¹ Serra do Estêvão – Serra do Estêvão – Inicialmente, o povoado recebeu a denominação de Serra do Estêvão, alusão a um possível primeiro morador do lugar; por influência dos Monges Beneditinos e das Irmãs Missionárias da Imaculada Conceição, passou a se chamar Serra de Santo Estêvão e; atualmente, em homenagem ao monge fundador do Mosteiro de Santa Cruz e do Colégio Secundarista São José, passou a se chamar distrito de Dom Maurício, Quixadá – Ceará.

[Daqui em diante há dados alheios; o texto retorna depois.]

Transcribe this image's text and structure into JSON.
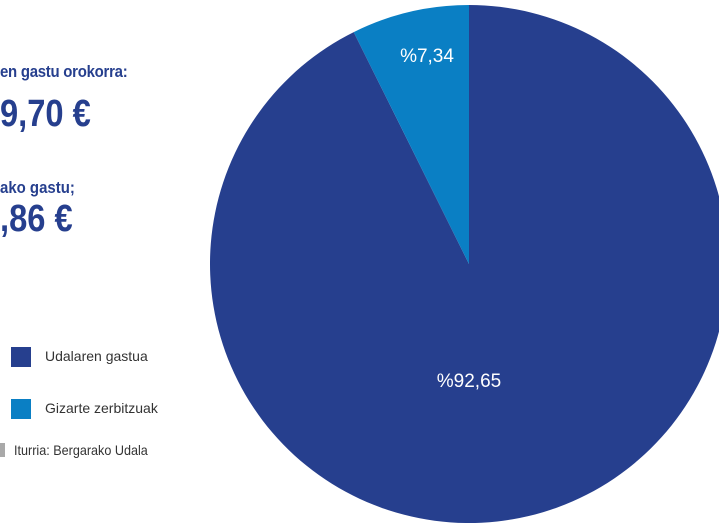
{
  "summary": {
    "general_label": "en gastu orokorra:",
    "general_value": "9,70 €",
    "specific_label": "ako gastu;",
    "specific_value": ",86 €"
  },
  "legend": [
    {
      "label": "Udalaren gastua",
      "color": "#263f8e"
    },
    {
      "label": "Gizarte zerbitzuak",
      "color": "#0a7fc4"
    }
  ],
  "source": "Iturria: Bergarako Udala",
  "chart_data": {
    "type": "pie",
    "slices": [
      {
        "name": "Udalaren gastua",
        "value": 92.65,
        "label": "%92,65",
        "color": "#263f8e"
      },
      {
        "name": "Gizarte zerbitzuak",
        "value": 7.34,
        "label": "%7,34",
        "color": "#0a7fc4"
      }
    ],
    "legend_position": "left"
  }
}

Conjunto de montanhas situadas a 650 metros de altitude, acima do nível do mar.
² Bon-vivant – 1. Homem que sabe aproveitar a vida; animado; feliz. 2. Malandro; boa vida; o que pela lábia, busca os prazeres da vida.
³ Peixeiro – Homem simples do sertão choroense, em parte agricultor, que, durantes as estiagens, a falta de renda e a ausência de políticas públicas, pescavam e levavam os peixes para serem vendidos na Serra do Estêvão e região.
4 Choró – Em 1933 se tornou distrito de Quixadá – Ceará. Atualmente, cidade de Choró – Ceará, emancipada em 1992. Apelidado: Choró Limão.